Most people are not aware that Akamine Eisuke created handwritten descriptions of every kata (1982/83, personal archive of this author). There was a collection that was given to dojo directors, which included all kata up to 5th dan, but the higher kata were also described meticulously.
In the descriptions of the bo kata, the term “Jodan-ura-uchi” appears in 141 (!) instances, each time followed by Shomen-uchi. It looks like this:
The person in the video is Yoza Masao Sensei in 1991. At that time, he was a 7th Dan under Akamine Eisuke. Actually, already 45 years ago – in 1976 – Yoza served as the instructor of the Shimbukan as the General Headquarter of the Ryukyu Kobudo Hozon Shinkokai, as is officially stated in the 1976 brochure of the Ryukyu Kobudo Hozon Shinkokai. I received a little instruction from Yoza at the old Shimbukan honbu btw. Last time I saw him was after a directors’ meeting in 2011.
Now, as regards this technique, I have often heard that “this is just a kamae!” but this is historically inaccurate. As I already mentioned, the Jodan-ura-uchi followed by Shomen-uchi is found in 141 instances in the bo kata descriptions of Akamine Eisuke, that is, basically every single time before the Shomen-uchi. Obviously, as exemplified in the video above, the technique was actually performed like that.
Here is a list of the 141 instances of Jodan-ura-uchi followed by Shomen-uchi, broken down to each kata:
|Shushi no Kon Sho||7|
|Sakugawa no Kon Sho||8|
|Shushi no Kon Dai||9|
|Sakugawa no Kon Dai||11|
|Yonegawa no Kon||13|
|Shirotaro no Kon||9|
|Chinen Shikiyanaka no Kon||20|
|Choun no Kon||17|
|Chatan Yara no Kon||9|
|Soeishi no Kon||24|
|Urasoe no Kon||14|
Well, in the original descriptions, on the pages for Shushi no Kon Sho, at the point of the Jōdan-ura-uchi there was a handwritten note added: “this is the meaning of the bunkai.” That is, the Jōdan-ura-uchi is the application of the technique. However, in the copy of the kata descriptions, at some later date, a handwritten note was added, saying that this (Jōdan-ura-uchi) was “only a kamae.” Like many others, I was told this explanation too at the Shimbukan. However, no such note was ever added to other entries.
In any case, today this technique is done a little bit more slanted downwards, and a new term was used by a friend (7th dan Shimbukan), namely “gyaku-shomen-uchi,” or reverse front strike. This term gyaku-shomen-uchi is nowhere to be found in Akamine Eisuke’s descriptions so it is probably a new invention to give a name to the transformed technique.
It should be added that neither Miki in 1930 nor Taira Shinken in 1937 and 1964 described the Jodan-ura-uchi, but they referred to it as a preparation for the Shomen-uchi.

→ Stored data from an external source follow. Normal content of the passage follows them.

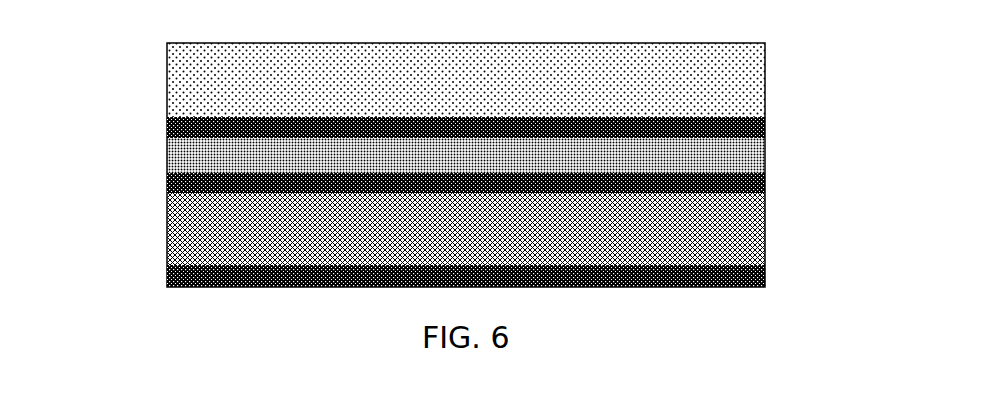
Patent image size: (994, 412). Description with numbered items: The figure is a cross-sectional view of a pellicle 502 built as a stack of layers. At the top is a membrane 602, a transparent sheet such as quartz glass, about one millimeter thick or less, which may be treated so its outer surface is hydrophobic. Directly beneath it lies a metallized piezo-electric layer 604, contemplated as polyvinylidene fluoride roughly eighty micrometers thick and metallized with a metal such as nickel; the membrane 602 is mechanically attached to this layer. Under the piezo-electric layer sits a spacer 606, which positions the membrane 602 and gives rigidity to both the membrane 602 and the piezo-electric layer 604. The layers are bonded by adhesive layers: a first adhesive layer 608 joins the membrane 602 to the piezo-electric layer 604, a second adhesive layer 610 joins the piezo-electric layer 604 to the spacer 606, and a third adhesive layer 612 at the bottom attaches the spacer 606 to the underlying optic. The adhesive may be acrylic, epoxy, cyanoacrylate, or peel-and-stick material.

The pellicle 502 is at (889, 73).
The membrane 602 is at (167, 83).
The metallized piezo-electric layer 604 is at (167, 158).
The spacer 606 is at (167, 233).
The first adhesive layer 608 is at (765, 127).
The second adhesive layer 610 is at (765, 183).
The third adhesive layer 612 is at (765, 268).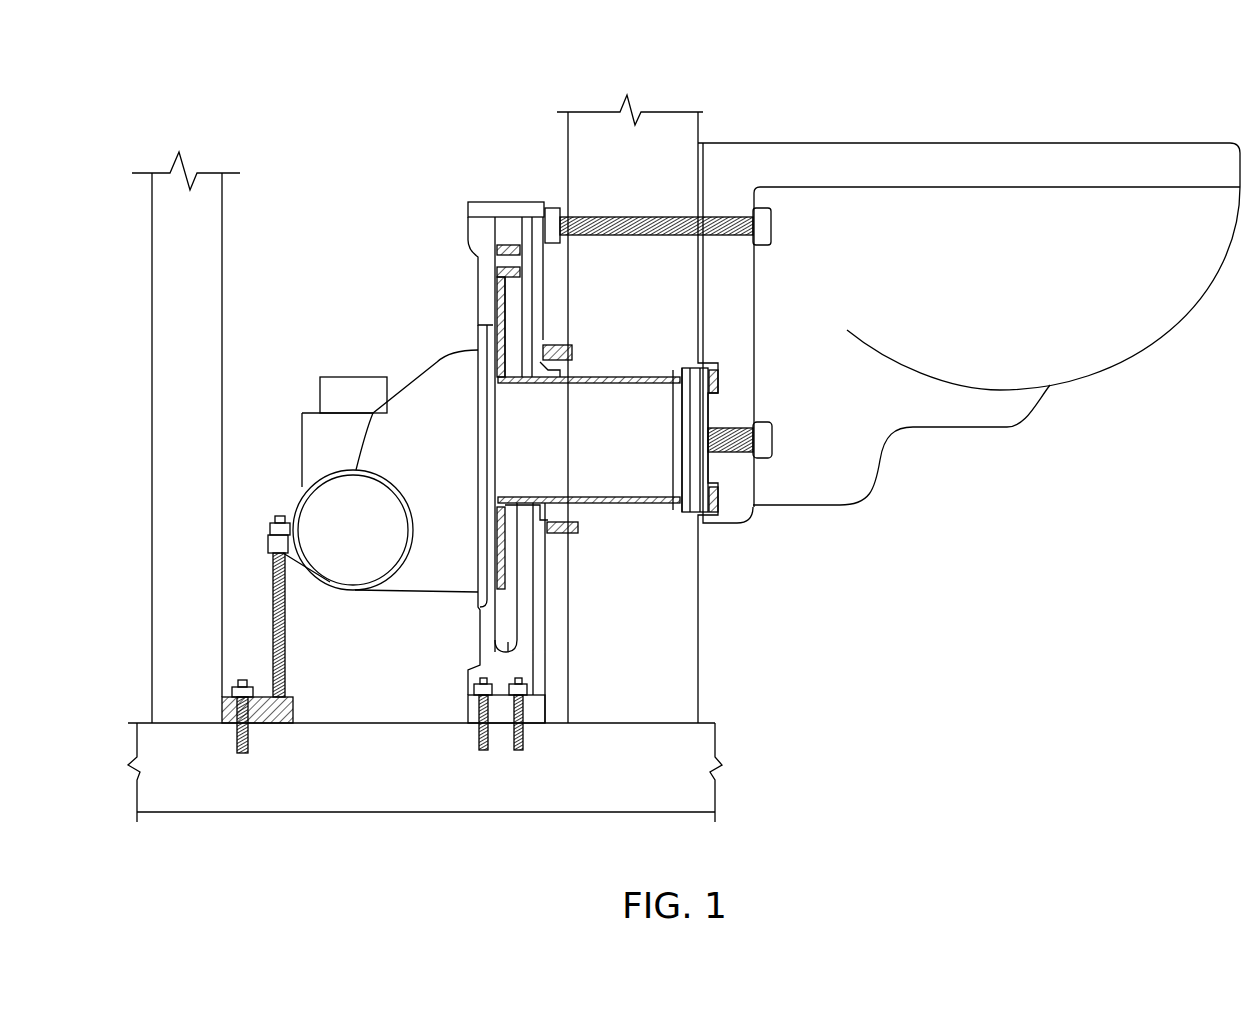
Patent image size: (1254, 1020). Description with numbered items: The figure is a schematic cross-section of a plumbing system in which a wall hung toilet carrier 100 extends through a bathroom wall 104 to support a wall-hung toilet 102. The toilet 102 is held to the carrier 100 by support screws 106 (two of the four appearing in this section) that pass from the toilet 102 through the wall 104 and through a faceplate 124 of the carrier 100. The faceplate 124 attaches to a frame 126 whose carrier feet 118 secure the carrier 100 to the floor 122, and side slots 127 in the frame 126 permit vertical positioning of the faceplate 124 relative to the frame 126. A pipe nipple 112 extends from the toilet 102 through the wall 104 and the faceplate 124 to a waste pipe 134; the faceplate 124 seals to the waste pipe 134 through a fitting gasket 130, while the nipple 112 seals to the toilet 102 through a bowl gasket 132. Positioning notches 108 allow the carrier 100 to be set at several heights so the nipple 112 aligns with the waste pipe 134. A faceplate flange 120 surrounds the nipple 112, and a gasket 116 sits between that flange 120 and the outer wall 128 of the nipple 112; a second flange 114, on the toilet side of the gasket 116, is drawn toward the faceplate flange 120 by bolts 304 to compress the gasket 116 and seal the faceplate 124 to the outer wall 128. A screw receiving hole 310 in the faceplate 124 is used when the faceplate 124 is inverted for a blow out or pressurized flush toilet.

The wall hung toilet carrier 100 is at (250, 65).
The wall-hung toilet 102 is at (1068, 395).
The bathroom wall 104 is at (697, 176).
The support screws 106 is at (668, 217).
The positioning notches 108 is at (503, 618).
The pipe nipple 112 is at (718, 405).
The second flange 114 is at (546, 345).
The gasket 116 is at (575, 527).
The carrier feet 118 is at (463, 690).
The faceplate flange 120 is at (495, 292).
The floor 122 is at (403, 725).
The faceplate 124 is at (497, 295).
The frame 126 is at (478, 202).
The side slots 127 is at (508, 645).
The outer wall 128 is at (620, 505).
The fitting gasket 130 is at (488, 340).
The bowl gasket 132 is at (710, 523).
The waste pipe 134 is at (428, 594).
The bolts 304 is at (575, 350).
The screw receiving hole 310 is at (545, 348).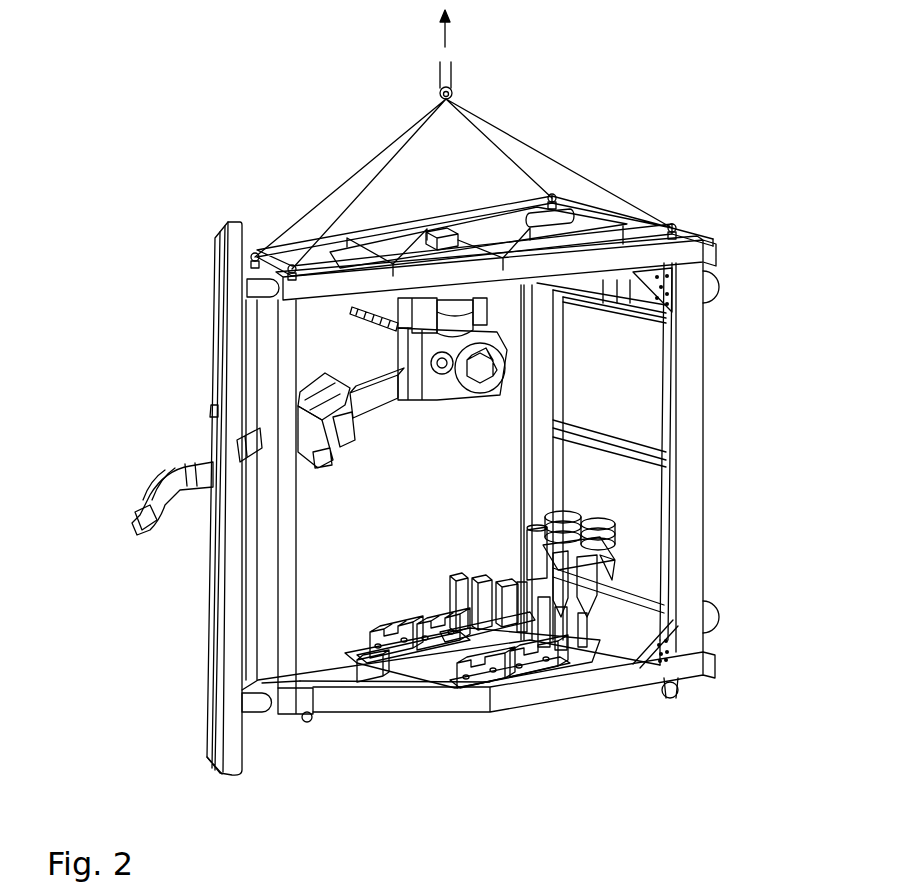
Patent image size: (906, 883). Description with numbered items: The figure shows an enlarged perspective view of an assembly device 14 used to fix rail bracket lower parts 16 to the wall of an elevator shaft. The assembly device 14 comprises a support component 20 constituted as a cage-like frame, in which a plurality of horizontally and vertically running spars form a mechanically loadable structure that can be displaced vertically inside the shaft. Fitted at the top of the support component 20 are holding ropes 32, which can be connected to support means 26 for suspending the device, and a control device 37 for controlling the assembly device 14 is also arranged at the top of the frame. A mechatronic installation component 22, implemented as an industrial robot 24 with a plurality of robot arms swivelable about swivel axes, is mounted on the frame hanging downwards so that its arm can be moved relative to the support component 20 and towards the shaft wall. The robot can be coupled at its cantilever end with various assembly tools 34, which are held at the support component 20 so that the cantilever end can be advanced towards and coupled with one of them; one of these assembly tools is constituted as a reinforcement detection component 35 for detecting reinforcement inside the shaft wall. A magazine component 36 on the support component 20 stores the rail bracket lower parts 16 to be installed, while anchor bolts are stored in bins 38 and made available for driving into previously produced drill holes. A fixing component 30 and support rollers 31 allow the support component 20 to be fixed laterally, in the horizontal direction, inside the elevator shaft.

The assembly device 14 is at (243, 180).
The rail bracket lower parts 16 is at (460, 578).
The support component 20 is at (693, 253).
The mechatronic installation component 22 is at (336, 363).
The industrial robot 24 is at (303, 387).
The support means 26 is at (455, 78).
The fixing component 30 is at (218, 658).
The support rollers 31 is at (716, 618).
The holding ropes 32 is at (598, 186).
The assembly tools 34 is at (540, 517).
The reinforcement detection component 35 is at (365, 647).
The magazine component 36 is at (430, 592).
The control device 37 is at (438, 227).
The bins 38 is at (390, 623).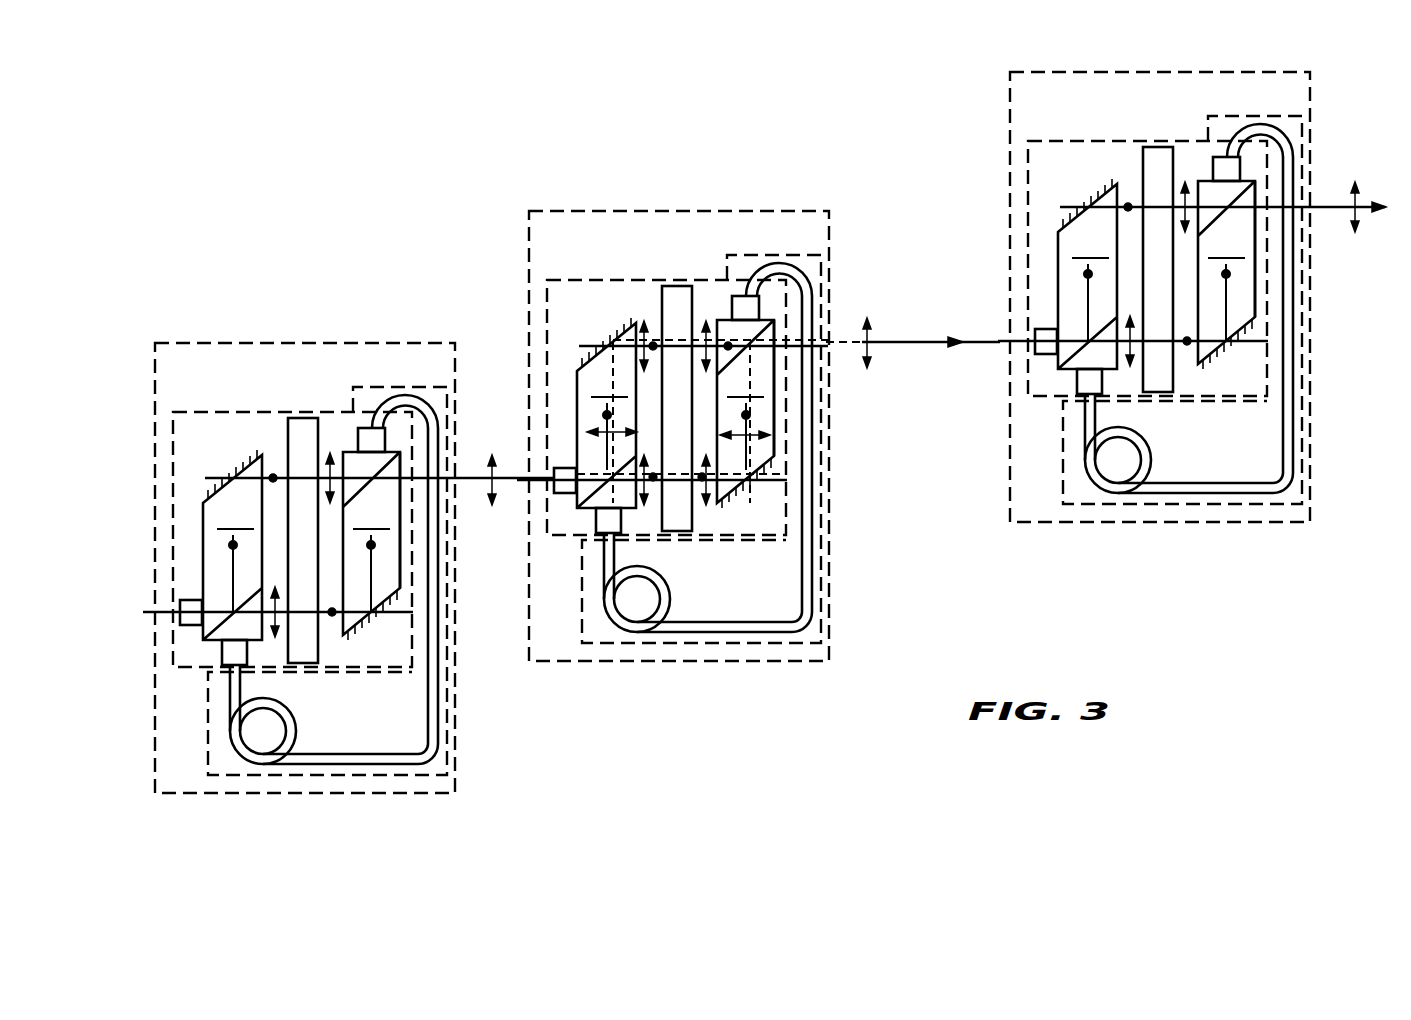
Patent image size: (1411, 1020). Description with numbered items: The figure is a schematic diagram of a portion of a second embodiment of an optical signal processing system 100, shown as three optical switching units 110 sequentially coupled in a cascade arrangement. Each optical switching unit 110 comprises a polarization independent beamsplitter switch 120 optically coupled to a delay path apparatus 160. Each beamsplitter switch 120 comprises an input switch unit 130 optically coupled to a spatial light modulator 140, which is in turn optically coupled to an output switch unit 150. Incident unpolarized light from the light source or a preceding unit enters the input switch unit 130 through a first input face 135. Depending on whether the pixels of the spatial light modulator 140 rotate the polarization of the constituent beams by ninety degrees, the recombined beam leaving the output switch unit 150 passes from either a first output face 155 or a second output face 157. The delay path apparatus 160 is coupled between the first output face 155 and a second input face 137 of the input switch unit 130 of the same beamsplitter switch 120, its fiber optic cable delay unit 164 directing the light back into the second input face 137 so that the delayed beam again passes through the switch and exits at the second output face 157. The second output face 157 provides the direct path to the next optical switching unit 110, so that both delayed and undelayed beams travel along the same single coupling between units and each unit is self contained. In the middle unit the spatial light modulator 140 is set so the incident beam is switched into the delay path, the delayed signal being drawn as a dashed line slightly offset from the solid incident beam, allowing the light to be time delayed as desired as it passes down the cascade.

Accordingly, the Jodan-ura-uchi interpretation was probably made by Akamine Eisuke himself.
You may think, it is not a big thing, but 141 instances of a an applied technique changed to a mere kamae (preparatory posture) is a massive change!
In any case, I think it is an interesting small case study since it not only shows a transformation of the Jōdan-ura-uchi, but also a transformation in terminology, excecution, and combative meaning.